The law will repeal a 25-year-old law that barred the NT and ACT governments from voting on whether to allow voluntary death assistance in their jurisdictions.
The last time Parliament voted to repeal the law was in 2018, but it lacked two votes.
But the bill will almost certainly pass Thursday night in a late-night Senate meeting that won’t pass until after a final vote.
Last week, senators voted to bring the bill to its final stage by a vote of 41 to 25.
Jacinta Nampijinpa Price of the country’s Liberals was the only senator from the territory to vote against.
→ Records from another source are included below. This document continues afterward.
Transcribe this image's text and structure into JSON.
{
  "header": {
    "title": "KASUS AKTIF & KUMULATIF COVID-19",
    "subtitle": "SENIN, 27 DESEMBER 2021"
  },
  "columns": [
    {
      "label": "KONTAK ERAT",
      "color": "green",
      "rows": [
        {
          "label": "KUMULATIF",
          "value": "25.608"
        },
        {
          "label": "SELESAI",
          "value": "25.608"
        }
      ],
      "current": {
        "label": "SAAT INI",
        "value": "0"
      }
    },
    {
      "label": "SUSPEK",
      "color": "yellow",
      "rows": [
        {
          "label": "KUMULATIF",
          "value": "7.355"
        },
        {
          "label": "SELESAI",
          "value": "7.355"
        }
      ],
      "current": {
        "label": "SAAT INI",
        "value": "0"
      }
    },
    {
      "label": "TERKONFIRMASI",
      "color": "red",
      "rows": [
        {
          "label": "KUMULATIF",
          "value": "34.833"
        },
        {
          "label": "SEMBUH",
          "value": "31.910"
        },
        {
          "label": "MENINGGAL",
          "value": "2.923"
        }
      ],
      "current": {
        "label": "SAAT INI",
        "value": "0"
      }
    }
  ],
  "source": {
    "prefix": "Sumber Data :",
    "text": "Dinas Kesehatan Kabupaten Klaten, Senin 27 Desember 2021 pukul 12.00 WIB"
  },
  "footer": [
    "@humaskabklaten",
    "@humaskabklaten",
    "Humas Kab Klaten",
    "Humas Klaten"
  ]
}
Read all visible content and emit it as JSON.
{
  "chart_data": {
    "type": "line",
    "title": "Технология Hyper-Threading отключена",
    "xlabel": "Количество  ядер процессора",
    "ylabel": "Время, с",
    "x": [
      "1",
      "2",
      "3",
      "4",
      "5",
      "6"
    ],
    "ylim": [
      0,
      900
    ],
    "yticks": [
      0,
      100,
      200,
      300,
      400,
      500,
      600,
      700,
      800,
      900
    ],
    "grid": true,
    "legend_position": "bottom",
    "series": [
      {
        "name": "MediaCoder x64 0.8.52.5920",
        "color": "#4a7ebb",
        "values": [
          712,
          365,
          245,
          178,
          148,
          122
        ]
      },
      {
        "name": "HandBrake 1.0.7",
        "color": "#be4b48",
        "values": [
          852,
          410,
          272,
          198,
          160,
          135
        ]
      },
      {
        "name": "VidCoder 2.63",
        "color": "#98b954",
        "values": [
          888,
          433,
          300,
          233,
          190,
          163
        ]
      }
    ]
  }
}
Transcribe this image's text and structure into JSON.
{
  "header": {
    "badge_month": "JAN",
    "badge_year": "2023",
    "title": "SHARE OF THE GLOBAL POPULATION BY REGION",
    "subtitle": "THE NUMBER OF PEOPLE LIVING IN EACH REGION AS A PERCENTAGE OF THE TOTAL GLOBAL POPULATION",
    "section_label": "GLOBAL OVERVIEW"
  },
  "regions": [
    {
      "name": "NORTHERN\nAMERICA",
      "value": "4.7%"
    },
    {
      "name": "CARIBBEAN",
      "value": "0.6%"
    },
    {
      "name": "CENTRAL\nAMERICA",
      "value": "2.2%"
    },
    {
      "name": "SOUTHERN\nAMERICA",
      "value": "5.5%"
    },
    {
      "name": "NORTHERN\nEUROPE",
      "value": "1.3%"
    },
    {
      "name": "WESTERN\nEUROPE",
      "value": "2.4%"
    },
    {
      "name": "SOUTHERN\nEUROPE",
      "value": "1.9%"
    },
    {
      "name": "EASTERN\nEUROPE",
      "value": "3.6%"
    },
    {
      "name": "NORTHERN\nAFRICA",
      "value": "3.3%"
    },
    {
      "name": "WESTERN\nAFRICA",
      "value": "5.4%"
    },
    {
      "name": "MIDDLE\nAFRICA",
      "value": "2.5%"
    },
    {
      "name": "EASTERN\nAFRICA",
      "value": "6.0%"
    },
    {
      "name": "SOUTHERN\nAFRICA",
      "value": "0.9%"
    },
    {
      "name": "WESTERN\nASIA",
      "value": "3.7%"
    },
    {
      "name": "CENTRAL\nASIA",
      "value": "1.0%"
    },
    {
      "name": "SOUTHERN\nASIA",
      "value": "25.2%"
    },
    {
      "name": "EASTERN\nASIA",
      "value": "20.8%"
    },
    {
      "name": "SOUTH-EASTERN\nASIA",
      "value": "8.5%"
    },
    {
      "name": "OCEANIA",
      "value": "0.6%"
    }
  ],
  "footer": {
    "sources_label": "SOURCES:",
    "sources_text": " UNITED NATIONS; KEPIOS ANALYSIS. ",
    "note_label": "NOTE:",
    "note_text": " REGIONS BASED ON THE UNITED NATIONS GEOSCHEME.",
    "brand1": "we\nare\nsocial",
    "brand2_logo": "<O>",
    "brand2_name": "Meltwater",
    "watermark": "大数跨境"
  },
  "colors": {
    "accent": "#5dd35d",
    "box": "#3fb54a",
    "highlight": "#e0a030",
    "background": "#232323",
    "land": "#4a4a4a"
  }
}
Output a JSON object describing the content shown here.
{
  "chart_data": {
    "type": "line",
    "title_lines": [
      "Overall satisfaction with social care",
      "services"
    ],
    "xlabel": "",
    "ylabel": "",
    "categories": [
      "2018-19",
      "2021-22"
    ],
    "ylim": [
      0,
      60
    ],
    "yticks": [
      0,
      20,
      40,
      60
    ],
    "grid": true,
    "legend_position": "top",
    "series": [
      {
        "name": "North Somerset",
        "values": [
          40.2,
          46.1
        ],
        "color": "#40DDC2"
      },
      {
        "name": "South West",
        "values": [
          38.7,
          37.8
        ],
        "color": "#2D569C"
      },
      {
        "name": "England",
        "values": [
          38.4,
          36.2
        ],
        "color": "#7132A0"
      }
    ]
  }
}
An attempt to hold a final vote failed as opponents used the Senate’s filibuster procedure.
Liberal Senator Jonathon Duniam led the postponement and noted that the Coalition would amend to add safeguards to ban euthanasia for people under 18.
But Labor Party’s Katie Gallagher argued that such amendments were unnecessary given that it was a simple repeal bill.
The bill would not legalize voluntary death assistance in the NT or ACT, but would give territorial governments the opportunity to discuss the matter.
Labor and Coalition senators were given the right to vote, but all 12 Greens would vote in favor of the bill.
The bill successfully passed the lower house in August by a vote of 99 to 37.